Unter die zahlreichen Hobbyläufer, die ihren Lauf gemütlich angingen, hatten sich einige Triathleten des Berliner Nachwuchs gemischt. Sie machten auf der 5 Kilometer-Runde von Anfang an Druck. Das gefiel mir sehr gut. So konnte ich ein wenig mit schwimmen. Den Großteil der ersten 10 Kilometer lief ich zusammen mit Norman Fenske (TuS Neukölln). Wir wechselten uns mit der Tempoarbeit ab und konnten auf der zweiten Runde den Abstand zum Führenden Jan Manthey (TuS Neukölln) verkürzen. Dieser gewann den 10 Kilometer-Lauf vor Norman. Die Zwischenmarke überquerte ich nach gut 35 Minuten. Für die zweite Hälfte war ich auf mich alleine gestellt. Ich versuchte das Tempo zu halten. Die vielen Läufer hatten den Untergrund in eine Schneewüste verwandelt. Ich fand nur selten festen Halt und somit war das Vorankommen beschwerlich. So musste ich einfach Hinnehmen, dass die Zeit für mich an diesem Tag zweitrangig bleiben sollte. Mit einem Kompromiss aus Lockerheit und Anspannung lief ich dem Ziel entgegen und war froh, dabei die neuen Winter-Scheiben auf meiner X-Kross-Brille zu haben, die mich vor dem Gegenwind am Spreeufer schützten. Nach 1:10:49 Stunden war es dann geschafft.

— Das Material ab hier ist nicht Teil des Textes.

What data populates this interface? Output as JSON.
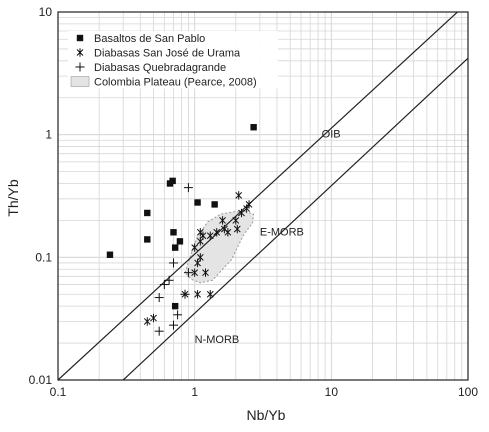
{
  "chart_data": {
    "type": "scatter",
    "title": "",
    "xlabel": "Nb/Yb",
    "ylabel": "Th/Yb",
    "x_scale": "log",
    "y_scale": "log",
    "xlim": [
      0.1,
      100
    ],
    "ylim": [
      0.01,
      10
    ],
    "grid": true,
    "legend_position": "top-left",
    "x_ticks": [
      {
        "value": 0.1,
        "label": "0.1"
      },
      {
        "value": 1,
        "label": "1"
      },
      {
        "value": 10,
        "label": "10"
      },
      {
        "value": 100,
        "label": "100"
      }
    ],
    "y_ticks": [
      {
        "value": 0.01,
        "label": "0.01"
      },
      {
        "value": 0.1,
        "label": "0.1"
      },
      {
        "value": 1,
        "label": "1"
      },
      {
        "value": 10,
        "label": "10"
      }
    ],
    "legend": [
      {
        "key": "basaltos",
        "label": "Basaltos de San Pablo",
        "marker": "square"
      },
      {
        "key": "urama",
        "label": "Diabasas San José de Urama",
        "marker": "asterisk"
      },
      {
        "key": "quebradagrande",
        "label": "Diabasas Quebradagrande",
        "marker": "plus"
      },
      {
        "key": "plateau",
        "label": "Colombia Plateau (Pearce, 2008)",
        "marker": "shaded-area"
      }
    ],
    "series": [
      {
        "key": "basaltos",
        "marker": "square",
        "points": [
          [
            0.24,
            0.105
          ],
          [
            0.45,
            0.23
          ],
          [
            0.45,
            0.14
          ],
          [
            0.66,
            0.4
          ],
          [
            0.69,
            0.42
          ],
          [
            0.7,
            0.16
          ],
          [
            0.72,
            0.12
          ],
          [
            0.78,
            0.135
          ],
          [
            0.72,
            0.04
          ],
          [
            1.05,
            0.28
          ],
          [
            1.4,
            0.27
          ],
          [
            2.7,
            1.15
          ]
        ]
      },
      {
        "key": "urama",
        "marker": "asterisk",
        "points": [
          [
            0.45,
            0.03
          ],
          [
            0.5,
            0.032
          ],
          [
            0.85,
            0.05
          ],
          [
            1.05,
            0.05
          ],
          [
            1.3,
            0.05
          ],
          [
            1.0,
            0.075
          ],
          [
            1.2,
            0.075
          ],
          [
            1.05,
            0.09
          ],
          [
            1.1,
            0.1
          ],
          [
            1.0,
            0.12
          ],
          [
            1.1,
            0.135
          ],
          [
            1.15,
            0.15
          ],
          [
            1.1,
            0.16
          ],
          [
            1.3,
            0.15
          ],
          [
            1.45,
            0.16
          ],
          [
            1.6,
            0.2
          ],
          [
            1.65,
            0.17
          ],
          [
            1.75,
            0.16
          ],
          [
            2.0,
            0.2
          ],
          [
            2.05,
            0.17
          ],
          [
            2.2,
            0.23
          ],
          [
            2.4,
            0.25
          ],
          [
            2.5,
            0.27
          ],
          [
            2.1,
            0.32
          ]
        ]
      },
      {
        "key": "quebradagrande",
        "marker": "plus",
        "points": [
          [
            0.55,
            0.025
          ],
          [
            0.7,
            0.028
          ],
          [
            0.75,
            0.034
          ],
          [
            0.55,
            0.047
          ],
          [
            0.6,
            0.06
          ],
          [
            0.65,
            0.065
          ],
          [
            0.85,
            0.05
          ],
          [
            0.9,
            0.075
          ],
          [
            0.7,
            0.09
          ],
          [
            0.9,
            0.37
          ]
        ]
      }
    ],
    "reference_lines": [
      {
        "label": "OIB",
        "points": [
          [
            0.1,
            0.01
          ],
          [
            100,
            12
          ]
        ],
        "label_at": [
          8.5,
          0.95
        ]
      },
      {
        "label": "E-MORB",
        "points": [
          [
            0.3,
            0.01
          ],
          [
            100,
            4.2
          ]
        ],
        "label_at": [
          3.0,
          0.15
        ]
      },
      {
        "label": "N-MORB",
        "points": [],
        "label_at": [
          1.0,
          0.02
        ]
      }
    ],
    "field": {
      "key": "plateau",
      "boundary": [
        [
          0.85,
          0.075
        ],
        [
          0.95,
          0.11
        ],
        [
          1.05,
          0.15
        ],
        [
          1.25,
          0.195
        ],
        [
          1.55,
          0.225
        ],
        [
          1.95,
          0.235
        ],
        [
          2.4,
          0.235
        ],
        [
          2.7,
          0.225
        ],
        [
          2.65,
          0.19
        ],
        [
          2.3,
          0.155
        ],
        [
          2.05,
          0.12
        ],
        [
          1.85,
          0.095
        ],
        [
          1.6,
          0.08
        ],
        [
          1.35,
          0.065
        ],
        [
          1.1,
          0.062
        ],
        [
          0.95,
          0.066
        ]
      ]
    },
    "colors": {
      "axis": "#222222",
      "grid": "#d6d6d6",
      "field_fill": "#e4e4e4",
      "field_stroke": "#9a9a9a",
      "marker": "#111111"
    }
  }
}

Für meinen Sieg des Hauptlaufes über 20 Kilometer wurde mir bei der Siegerehrung der Folker-Lorenz-Ehrenpokal überreicht. Als Wanderpokal werden dort alle Sieger eingraviert. Derjenige, der den Lauf dreimal in Folge für sich entscheiden kann, darf ihn für immer behalten.
Aber wer war dieser Folker Lorenz eigentlich?
Folker Lorenz (24.02.1939 — 06.05.2009) war als Radsportler und Läufer sportlich aktiv. Er hatte eine Bestzeit im Marathon von 2:18:45, die er ohne eine Förderung wie andere Spotler aus der Leistungssport-Elite erzielte. Dazu war er Organisator von vielen Laufveranstaltungen.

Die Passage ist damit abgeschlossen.